Based on the results, we can make the following observations and conclusions:
1. The FMI values are generally higher than the ARI and NMI values for both algorithms across most datasets. This could be due to the different properties and assumptions of these evaluation metrics.
2. For the soybean_df and zoo_df datasets, both algorithms perform similarly, achieving the same scores across all three evaluation metrics.
3. For the heart_disease_df dataset, KModes outperforms BernoulliMixtureSEM in terms of FMI and ARI, but BernoulliMixtureSEM has a higher NMI.
4. For the dermatology_df dataset, BernoulliMixtureSEM has a higher FMI and NMI, while KModes has a higher ARI.
5. For the breast_cancer_df dataset, KModes outperforms BernoulliMixtureSEM across all three evaluation metrics.
6. For the mushroom_df dataset, KModes outperforms BernoulliMixtureSEM in terms of FMI, ARI, and NMI.
7. For the iris_df dataset, BernoulliMixtureSEM has a higher FMI, while KModes has higher ARI and NMI scores.
8. The differences in performance between BernoulliMixtureSEM and KModes can be attributed to the underlying assumptions and methodologies of these algorithms.

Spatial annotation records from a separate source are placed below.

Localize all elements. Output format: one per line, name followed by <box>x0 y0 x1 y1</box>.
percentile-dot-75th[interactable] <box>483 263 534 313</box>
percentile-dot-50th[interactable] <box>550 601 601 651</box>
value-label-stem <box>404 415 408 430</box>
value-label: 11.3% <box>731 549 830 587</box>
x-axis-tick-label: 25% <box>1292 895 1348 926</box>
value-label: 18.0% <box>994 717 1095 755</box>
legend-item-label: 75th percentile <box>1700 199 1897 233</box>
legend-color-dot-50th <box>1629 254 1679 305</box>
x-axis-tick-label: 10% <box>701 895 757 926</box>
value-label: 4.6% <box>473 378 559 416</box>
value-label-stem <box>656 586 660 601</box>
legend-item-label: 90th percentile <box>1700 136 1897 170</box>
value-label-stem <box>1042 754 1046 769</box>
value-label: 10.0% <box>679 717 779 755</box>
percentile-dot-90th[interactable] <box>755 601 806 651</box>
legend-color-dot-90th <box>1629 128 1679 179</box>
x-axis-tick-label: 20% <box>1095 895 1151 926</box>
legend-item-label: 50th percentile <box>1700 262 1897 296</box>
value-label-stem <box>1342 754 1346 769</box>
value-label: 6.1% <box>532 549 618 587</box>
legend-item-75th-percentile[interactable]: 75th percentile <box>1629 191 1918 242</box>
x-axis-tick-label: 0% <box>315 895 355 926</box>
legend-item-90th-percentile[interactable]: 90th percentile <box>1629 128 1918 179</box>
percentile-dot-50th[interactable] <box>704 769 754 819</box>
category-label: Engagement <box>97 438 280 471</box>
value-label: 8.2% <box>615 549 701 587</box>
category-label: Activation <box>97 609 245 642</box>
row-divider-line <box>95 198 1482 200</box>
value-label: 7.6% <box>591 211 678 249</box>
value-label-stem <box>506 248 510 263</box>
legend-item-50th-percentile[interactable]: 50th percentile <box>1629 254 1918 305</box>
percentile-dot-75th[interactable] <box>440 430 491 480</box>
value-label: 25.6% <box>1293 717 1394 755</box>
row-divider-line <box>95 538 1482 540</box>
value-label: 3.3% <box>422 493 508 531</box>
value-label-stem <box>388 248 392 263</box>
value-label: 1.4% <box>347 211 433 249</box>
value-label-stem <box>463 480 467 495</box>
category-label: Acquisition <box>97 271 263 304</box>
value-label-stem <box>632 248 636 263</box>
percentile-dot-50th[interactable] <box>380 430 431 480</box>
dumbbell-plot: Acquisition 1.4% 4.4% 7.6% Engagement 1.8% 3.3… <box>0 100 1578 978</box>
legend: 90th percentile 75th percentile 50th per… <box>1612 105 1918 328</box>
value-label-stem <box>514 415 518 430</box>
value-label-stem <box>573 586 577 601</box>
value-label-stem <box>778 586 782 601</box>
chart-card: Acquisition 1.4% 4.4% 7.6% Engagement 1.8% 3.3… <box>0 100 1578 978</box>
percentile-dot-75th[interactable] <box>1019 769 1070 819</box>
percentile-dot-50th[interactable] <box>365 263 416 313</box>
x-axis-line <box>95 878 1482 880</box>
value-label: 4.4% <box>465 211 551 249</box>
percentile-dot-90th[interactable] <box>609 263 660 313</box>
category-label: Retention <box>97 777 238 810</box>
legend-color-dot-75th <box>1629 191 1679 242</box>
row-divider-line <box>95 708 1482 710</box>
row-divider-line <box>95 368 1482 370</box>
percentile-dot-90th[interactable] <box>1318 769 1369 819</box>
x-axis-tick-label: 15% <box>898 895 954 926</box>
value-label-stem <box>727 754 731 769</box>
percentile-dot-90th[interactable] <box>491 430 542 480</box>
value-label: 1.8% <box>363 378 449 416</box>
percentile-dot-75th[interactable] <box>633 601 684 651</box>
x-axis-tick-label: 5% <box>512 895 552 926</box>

BernoulliMixtureSEM is based on a mixture model and assumes a specific distribution for the data, while KModes is a partitioning-based algorithm specifically designed for categorical data.

In summary, the choice of the most appropriate clustering algorithm and evaluation metric depends on the characteristics of the dataset and the specific requirements of the problem at hand. It is essential to consider the strengths and limitations of each algorithm and evaluation metric when interpreting the results.